Imagine a global security driven by collaboration — among agencies, government, the private sector and the public. That's not just the distant hope of open-source fans, it's the vision of James Stavridis, the Supreme Commander of NATO, who shares vivid moments from recent military history to explain why security of the future should be built with bridges rather than walls.

What will 21st-century security look like? NATO Supreme Commander James Stavridis suggests that dialogue and openness will be the game-changers.
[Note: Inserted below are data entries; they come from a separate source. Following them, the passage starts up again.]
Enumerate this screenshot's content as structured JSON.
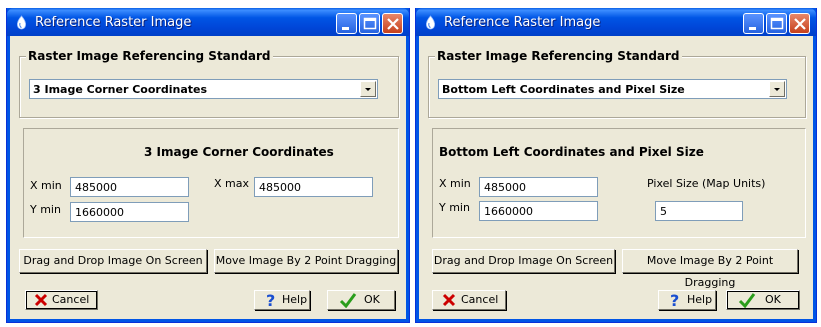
{
  "left": {
    "title": "Reference Raster Image",
    "groupbox_label": "Raster Image Referencing Standard",
    "dropdown_value": "3 Image Corner Coordinates",
    "panel_title": "3 Image Corner Coordinates",
    "xmin_label": "X min",
    "xmin_value": "485000",
    "xmax_label": "X max",
    "xmax_value": "485000",
    "ymin_label": "Y min",
    "ymin_value": "1660000",
    "drag_drop_label": "Drag and Drop Image On Screen",
    "move_image_label": "Move Image By 2 Point Dragging",
    "cancel_label": "Cancel",
    "help_label": "Help",
    "ok_label": "OK"
  },
  "right": {
    "title": "Reference Raster Image",
    "groupbox_label": "Raster Image Referencing Standard",
    "dropdown_value": "Bottom Left Coordinates and Pixel Size",
    "panel_title": "Bottom Left Coordinates and Pixel Size",
    "xmin_label": "X min",
    "xmin_value": "485000",
    "ymin_label": "Y min",
    "ymin_value": "1660000",
    "pixel_size_label": "Pixel Size (Map Units)",
    "pixel_size_value": "5",
    "drag_drop_label": "Drag and Drop Image On Screen",
    "move_image_label": "Move Image By 2 Point Dragging",
    "cancel_label": "Cancel",
    "help_label": "Help",
    "ok_label": "OK"
  },
  "colors": {
    "titlebar": "#0055e5",
    "face": "#ece9d8",
    "cancel_icon": "#cc0000",
    "ok_icon": "#2a9d1c",
    "help_icon": "#1a4fd0"
  }
}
In the world of security, says James Stavridis, “we are generally focused on risk. But I think we should spend a bit of our most precious resource — time — on thinking about and developing opportunities.” The first US Navy officer to hold the positions of Commander of the US European Command (USEUCOM) and of NATO's Supreme Allied Commander Europe (SACEUR), Stavridis has been advocating the opportunities perspective for a long time. He sees dialogue and collaboration — between nations, and between public and private sectors — as key to the future of security. As a Navy officer, he thinks deeply about protecting the value of our “global commons.” And he's a rare high-ranking military officer who tweets and blogs.

He has led the recent military effort in Lybia, among other NATO engagements. Previously Stavridis commanded US Southern Command in Miami, focused on Latin America and the Caribbean.